NOTES DE LECTURES: A PROPOS DU COMTE DE NICE

Histoire du Comté de Nice en 100 dates

Nous avons lu ce petit livre de Ralph SCHOR (Editions ALANDIS) qui nous a intrigué à cause de son titre.  En effet,  l’histoire du Pays Niçois qu’il nous relate va de 1815 à nos jours.  Or, le Comté de Nice (Countéa de Nissa) a vu le jour bien avant 1815 (l’auteur le dit lui même dans son avant-propos) et s’arrête officiellement en 1860 lors de l’annexion de notre pays par la france. Il est vrai que, dans le coeur des Niçois, le Comté vit toujours et, chaque fois qu’on le croit moribond, tel le Phénix, il renaît de ses cendres. Cette parenthèse refermée, ce livre ne manque pas d’intérêt pour qui veut, en quelques dates, survoler les histoires qui se sont déroulées sur notre territoire. Bien sûr, comme dans toute oeuvre, l’auteur a fait des choix qui lui sont propres et qui sont limités, mais, pour produire un ouvrage condensé avait il le choix?  Cela dit, pour celle ou celui qui veut avoir un aperçu évènementiel de la vie Niçoise de 1815 à 2007, sans en connaitre l’Histoire en profondeur, ce petit livre sera agréable à feuilleter.

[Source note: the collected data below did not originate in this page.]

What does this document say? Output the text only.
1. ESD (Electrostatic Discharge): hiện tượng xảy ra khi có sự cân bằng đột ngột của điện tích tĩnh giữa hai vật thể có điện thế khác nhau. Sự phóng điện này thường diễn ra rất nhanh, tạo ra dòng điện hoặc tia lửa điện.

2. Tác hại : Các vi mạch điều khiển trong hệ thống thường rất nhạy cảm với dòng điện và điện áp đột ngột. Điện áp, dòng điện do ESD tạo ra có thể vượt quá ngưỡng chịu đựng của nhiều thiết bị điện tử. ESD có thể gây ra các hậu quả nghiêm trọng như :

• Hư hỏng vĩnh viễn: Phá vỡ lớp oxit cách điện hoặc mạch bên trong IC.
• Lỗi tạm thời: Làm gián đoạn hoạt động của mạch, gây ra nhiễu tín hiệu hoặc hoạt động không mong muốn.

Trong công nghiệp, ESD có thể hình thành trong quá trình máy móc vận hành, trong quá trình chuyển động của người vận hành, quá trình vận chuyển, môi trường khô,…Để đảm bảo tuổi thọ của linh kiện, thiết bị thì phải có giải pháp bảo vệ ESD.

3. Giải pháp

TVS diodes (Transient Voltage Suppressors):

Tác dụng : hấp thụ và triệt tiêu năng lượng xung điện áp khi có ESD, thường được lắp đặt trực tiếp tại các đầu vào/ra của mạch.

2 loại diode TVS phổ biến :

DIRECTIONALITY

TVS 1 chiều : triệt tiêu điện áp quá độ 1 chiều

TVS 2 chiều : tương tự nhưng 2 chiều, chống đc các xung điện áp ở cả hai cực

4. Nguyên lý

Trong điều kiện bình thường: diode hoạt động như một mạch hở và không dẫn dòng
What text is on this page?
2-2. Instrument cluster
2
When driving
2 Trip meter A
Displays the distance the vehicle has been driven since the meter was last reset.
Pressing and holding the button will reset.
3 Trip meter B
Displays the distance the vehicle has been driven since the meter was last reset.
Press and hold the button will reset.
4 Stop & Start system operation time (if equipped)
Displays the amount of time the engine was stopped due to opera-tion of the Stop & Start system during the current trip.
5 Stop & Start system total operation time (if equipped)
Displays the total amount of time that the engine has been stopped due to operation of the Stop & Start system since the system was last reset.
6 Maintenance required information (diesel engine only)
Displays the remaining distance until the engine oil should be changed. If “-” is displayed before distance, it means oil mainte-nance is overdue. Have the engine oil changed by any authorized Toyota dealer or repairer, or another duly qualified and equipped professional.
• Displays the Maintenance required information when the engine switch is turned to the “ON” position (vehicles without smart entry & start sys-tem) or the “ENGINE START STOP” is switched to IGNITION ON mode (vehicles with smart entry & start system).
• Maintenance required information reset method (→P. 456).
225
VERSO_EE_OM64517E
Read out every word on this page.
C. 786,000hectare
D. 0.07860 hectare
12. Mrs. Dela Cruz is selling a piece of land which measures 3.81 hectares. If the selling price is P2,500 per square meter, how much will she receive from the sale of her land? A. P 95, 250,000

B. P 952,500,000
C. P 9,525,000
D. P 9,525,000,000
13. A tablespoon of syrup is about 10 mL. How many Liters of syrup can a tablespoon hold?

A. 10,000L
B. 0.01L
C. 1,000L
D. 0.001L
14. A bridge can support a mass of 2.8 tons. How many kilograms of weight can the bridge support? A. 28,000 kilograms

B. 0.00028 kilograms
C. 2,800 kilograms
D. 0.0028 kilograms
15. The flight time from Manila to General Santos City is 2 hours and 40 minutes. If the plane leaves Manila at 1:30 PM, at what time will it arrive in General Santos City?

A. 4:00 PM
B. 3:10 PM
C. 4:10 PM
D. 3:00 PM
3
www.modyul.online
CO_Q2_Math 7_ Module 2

Et Nice devint le Port de la Savoie…


Toujours chez le même éditeur français (Editions ALANDIS), nous avons lu le livre de Jean-Pierre FOUCHY qui s’est attelé à nous faire découvrir comment la maison de Savoie, qui rêvait, depuis longtemps, d’avoir un débouché maritime, fit du Port de Nice celui des Terres de Savoie. Ce livre fort bien documenté souffre, cependant, de manquer de style propre. En effet, il est assez difficile à lire, à cause de la structure que l’auteur lui a donné. Celui-ci a voulu retracer l’Histoire de Nice, faire un roman, faire une pièce de théâtre, en un mot faire un livre qui manque d’un style bien défini. Nous avons du mal à suivre l’histoire car il y a une surcharge de détails et de personnages qui s’entrechoquent au fil des pages, rendant la compréhension très ardue. De plus, si les dialogues de ses personnages peuvent se concevoir dans un livret de pièce de théâtre (ou les phrases  doivent résumer ce qui a précédé et être explicatives), elles ont une apparence infantile dans un roman. Maintenant, s’il s’agit d’un roman, alors, le lecteur perd le fil de l’histoire à chercher dans la multitude de personnages qui est qui et cela nuit à la fluidité de la lecture, nous empêchant de bien entrer dans l’intrigue. Enfin, s’il s’agit d’un livre à vocation universitaire, il n’a pas besoin d’être encombré par des détails romanesques ou des dialogues de théâtre. Cela est dommage, car, l’auteur a véritablement fait un travail de recherche…et je crois qu’il faut le prendre comme tel en essayant  d’évacuer tout ce qui est fioritures inutiles.